Stripping leading and trailing slashes from paths in Ansible

Kevin Firko
Published:

This post covers how to use ansible’s regex_replace filter to strip leading and/or trailing slashes from file paths and URL fragments.

The final example demonstrates how to generate a valid filename from a file or URL path by removing leading and trailing slashes, and replacing any remaining slashes with underscores. This could be useful for a variety of applications from backup scripts to web scraping.

Stripping slashes

Regexes and jinja2 expressions in ansible can be a pain in the ass, especially when it comes to escaping the right thing.

The key to the following examples is a double-escape of the forward slash character. They have been tested on ansible v.2.3.1.0.

Remove leading slashes

{{ variable_name | regex_replace('^\\/', '') }}

Remove trailing slashes

{{ variable_name | regex_replace('\\/$', '') }}

Stripping both leading and trailing slashes

This example makes use of the | (OR) to combine the previous two examples into one regex:

{{ variable_name | regex_replace('^\\/|\\/$', '')

Here’s a quick debug task that demonstrates the above in action:

- debug:
    msg: "Look Ma! No leading or trailing slashes! -- {{ item | regex_replace('^\\/|\\/$', '') }}"
  with_items:
    - "/home/and/lots/of/folders/trailing_and_leading/"
    - "no_leading/but/there/is/trailing/"
    - "/leading/but/no_trailing"
    - "no_leading/and/no_trailing"

Creating a valid filename from a path

To create a valid filename from a path, we need to remove leading and trailing slashes, then replace any remaining slashes with underscores. This sort of thing can be useful for naming backup files, data obtained from URL scraping, etc.

This is accomplished by adding a second regex*replace to the previous example that replaces all slashes with underscores, e.g. regex_replace('\\/', '*').

The combined regex that creates a valid filename from given a path:

{{ variable_name | regex_replace('^\\/|\\/$', '') | regex_replace('\\/', '_') }}

If variable_name held a value like “/var/www” or “/var/www/” it would result in: “var_www”.

In case you want to replace the slashes in the path with a character other than an underscore, you can adjust the examples to use any valid filename character instead of a slash (e.g. the ‘^’ character).

Working around a regex_replace bug in the shell module

In my working version of ansible (2.3.x) the regex_replace filter is ignored (!) when it is applied to variables in a tasks using the shell module. The value of unfiltered variables are substituted into the shell command fine, and using any other filter works fine too.

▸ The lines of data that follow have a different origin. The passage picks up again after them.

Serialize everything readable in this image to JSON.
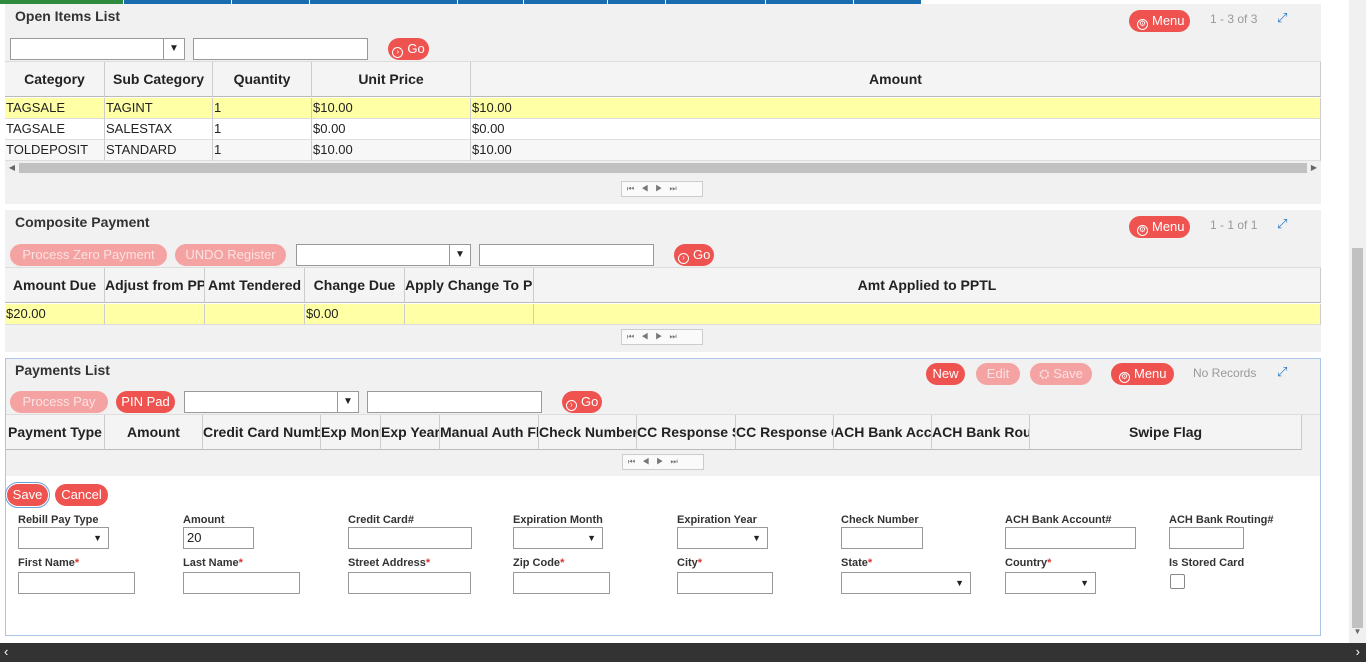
{
  "open_items": {
    "title": "Open Items List",
    "menu_label": "Menu",
    "pager_info": "1 - 3 of 3",
    "go_label": "Go",
    "columns": [
      "Category",
      "Sub Category",
      "Quantity",
      "Unit Price",
      "Amount"
    ],
    "rows": [
      [
        "TAGSALE",
        "TAGINT",
        "1",
        "$10.00",
        "$10.00"
      ],
      [
        "TAGSALE",
        "SALESTAX",
        "1",
        "$0.00",
        "$0.00"
      ],
      [
        "TOLDEPOSIT",
        "STANDARD",
        "1",
        "$10.00",
        "$10.00"
      ]
    ]
  },
  "composite_payment": {
    "title": "Composite Payment",
    "menu_label": "Menu",
    "pager_info": "1 - 1 of 1",
    "process_zero_label": "Process Zero Payment",
    "undo_label": "UNDO Register",
    "go_label": "Go",
    "columns": [
      "Amount Due",
      "Adjust from PPT",
      "Amt Tendered",
      "Change Due",
      "Apply Change To PPT",
      "Amt Applied to PPTL"
    ],
    "rows": [
      [
        "$20.00",
        "",
        "",
        "$0.00",
        "",
        ""
      ]
    ]
  },
  "payments_list": {
    "title": "Payments List",
    "new_label": "New",
    "edit_label": "Edit",
    "save_label": "Save",
    "menu_label": "Menu",
    "pager_info": "No Records",
    "process_pay_label": "Process Pay",
    "pin_pad_label": "PIN Pad",
    "go_label": "Go",
    "columns": [
      "Payment Type",
      "Amount",
      "Credit Card Number",
      "Exp Month",
      "Exp Year",
      "Manual Auth Flag",
      "Check Number",
      "CC Response Status",
      "CC Response Code",
      "ACH Bank Account",
      "ACH Bank Routing",
      "Swipe Flag"
    ]
  },
  "form": {
    "save_label": "Save",
    "cancel_label": "Cancel",
    "fields": {
      "rebill_pay_type": "Rebill Pay Type",
      "amount": "Amount",
      "amount_value": "20",
      "credit_card": "Credit Card#",
      "expiration_month": "Expiration Month",
      "expiration_year": "Expiration Year",
      "check_number": "Check Number",
      "ach_bank_account": "ACH Bank Account#",
      "ach_bank_routing": "ACH Bank Routing#",
      "first_name": "First Name",
      "last_name": "Last Name",
      "street_address": "Street Address",
      "zip_code": "Zip Code",
      "city": "City",
      "state": "State",
      "country": "Country",
      "is_stored_card": "Is Stored Card",
      "required_mark": "*"
    }
  },
  "colors": {
    "accent": "#ef5350",
    "selected_row": "#ffffa6",
    "tab_bar": "#1a6bb0"
  }
}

Workaround: employ the set_fact module to build a new fact (variable) based on the original variable, applying the regex_replace filter here as required. Reference the new fact in the shell module to take advantage of the pre-filtered values.

In the following example, assume that the hypothetical {{ list_of_paths }} variable contains a list of strings containing file/dir/URL paths. The set_fact module builds the new {{ paths }} fact such that it contains a “pi” item corresponding to every item in the original list. Each of these items has a “stripped” property containing the filtered value and a “path” property containing the original unfiltered value.

- name: workaround example
  set_fact:
    paths: "{{ paths|default([]) + [{'pi': {'path': item, 'stripped': item|regex_replace('^\\/|\\/$', '')|regex_replace('\\/', '_')}}] }}"
      with_items: "{{ list_of_paths }}"

When looping over {{ paths }} in a shell task (e.g. via with_items), the filtered slash-free values for items can be referenced via {{ item.stripped }}. The original unfiltered path can be referenced via {{ item.path }}.